João Henriques em 2020, quando treinava o Santa Clara (foto A BOLA)

– Mas há algum segredo por trás desse sucesso?

– Mais do que um segredo, há momentos-chave. Como um em que a equipa tem ali alguma oscilação de resultados, vimos de mais uma derrota em casa e o presidente tem esta ação de me convidar para jantar depois do jogo. E eu pensei, olha, ok, vou ser despedidos. E, mesmo antes de jantar, o presidente chamou-me à varanda do restaurante, lá em Ponta Delgada, e ele disse: «Olha, eu vou dizer-te já, antes que penses outras coisas, aquilo que é o motivo desta reunião, que é propor a renovação de contrato, porque nós vemos o trabalho que está a ser feito diariamente, acreditamos nas coisas que estão a ser feitas.» Devia ser novembro, eu só assino e renovo em janeiro.

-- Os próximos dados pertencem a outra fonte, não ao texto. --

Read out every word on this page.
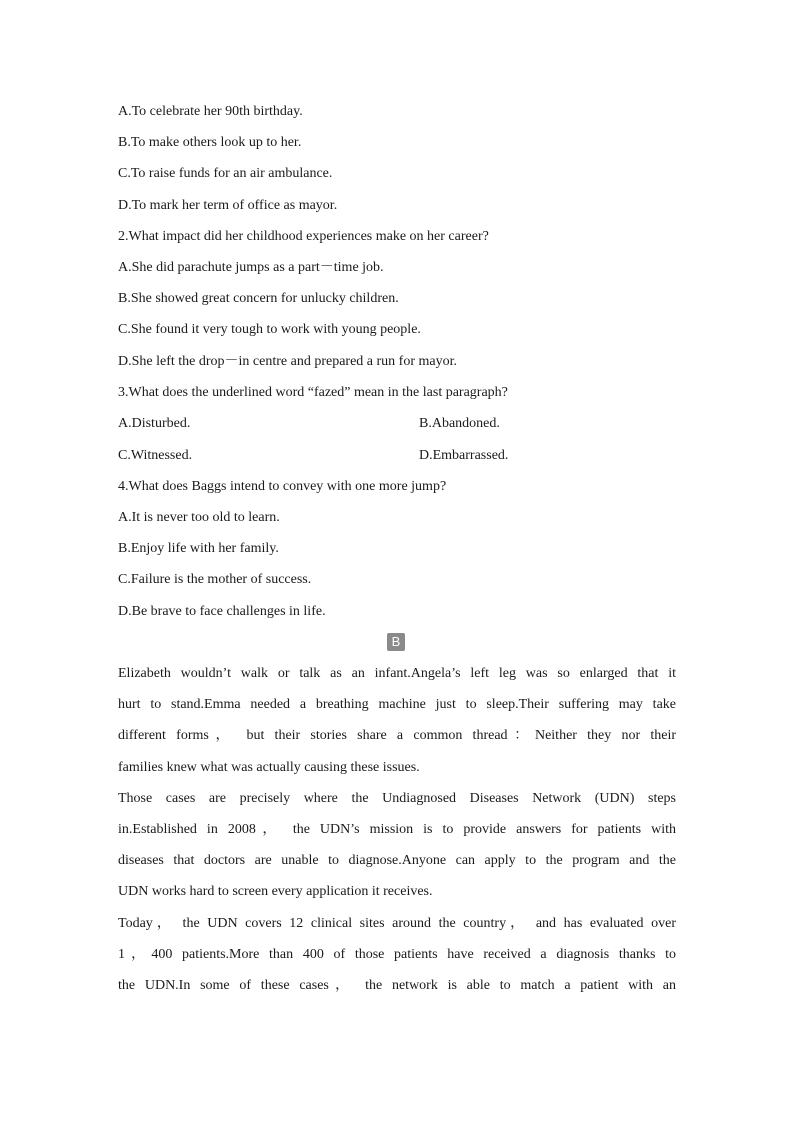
A.To celebrate her 90th birthday.
B.To make others look up to her.
C.To raise funds for an air ambulance.
D.To mark her term of office as mayor.
2.What impact did her childhood experiences make on her career?
A.She did parachute jumps as a part－time job.
B.She showed great concern for unlucky children.
C.She found it very tough to work with young people.
D.She left the drop－in centre and prepared a run for mayor.
3.What does the underlined word “fazed” mean in the last paragraph?
A.Disturbed.	B.Abandoned.
C.Witnessed.	D.Embarrassed.
4.What does Baggs intend to convey with one more jump?
A.It is never too old to learn.
B.Enjoy life with her family.
C.Failure is the mother of success.
D.Be brave to face challenges in life.
B
Elizabeth wouldn’t walk or talk as an infant.Angela’s left leg was so enlarged that it
hurt to stand.Emma needed a breathing machine just to sleep.Their suffering may take
different forms， but their stories share a common thread：Neither they nor their
families knew what was actually causing these issues.
Those cases are precisely where the Undiagnosed Diseases Network (UDN) steps
in.Established in 2008， the UDN’s mission is to provide answers for patients with
diseases that doctors are unable to diagnose.Anyone can apply to the program and the
UDN works hard to screen every application it receives.
Today， the UDN covers 12 clinical sites around the country， and has evaluated over
1，400 patients.More than 400 of those patients have received a diagnosis thanks to
the UDN.In some of these cases， the network is able to match a patient with an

Portanto, havia muita confiança entre as partes, não era preciso assinar o papel imediatamente… Foi um aperto de mão, está feito, está realizado. Existia esta confiança.

«Percebi que foi um erro, não podia ter dito aquilo..»

– Falemos da sua passagem por Guimarães, terra de adeptos fervorosos, mas que na fase aguda da pandemia não podiam ir ao estádio…

– Nunca tive do meu lado os adeptos, porque eles não podiam estar lá. E isso foi um ponto negativo. Eu entro à 4.ª jornada, fomos ao Bessa ganhar 1-0. Depois, temos três derrotas, com o Sporting, FC Porto e SC Braga. Na Luz, empatámos e segue-se uma série de bons resultados que fez uma pontuação na primeira volta fantástica. Estávamos ali muito perto do Benfica, no 3.º lugar. Acredito que, com o apoio dos adeptos, haveria ‘match’. Mas , internamente, houve alguma instabilidade, jogos menos bons em que a equipa adormecia – com adeptos, isso era impossível… E também cometi um erro de comunicação.

João Henriques treinou o Vitória de Guimarães em 2020/2021 (foto A BOLA)

– Que erro foi esse?

– Vínhamos de alguns resultados negativos  e havia havido jogadores que tinham sido ameaçados de morte pelas redes sociais, havia jogadores a ficarem perturbados com ameaças à família, etc. E eu, quando ganhámos ao Boavista, disse que esperava que naquele dia que em ganhámos, que não falhasse a internet em Guimarães. Sentiram que era para a massa toda, e não, foi para meia dúzia de pessoas que se acobarda atrás de um telemóvel. Percebi que tinha sido um erro, não devia ter dito aquilo, até porque as pessoas de Guimarães não são assim, estamos a falar, lá está a tal meia dúzia de pessoas para 20, 30, 40 mil pessoas que são apaixonados e que estão constantemente no estádio.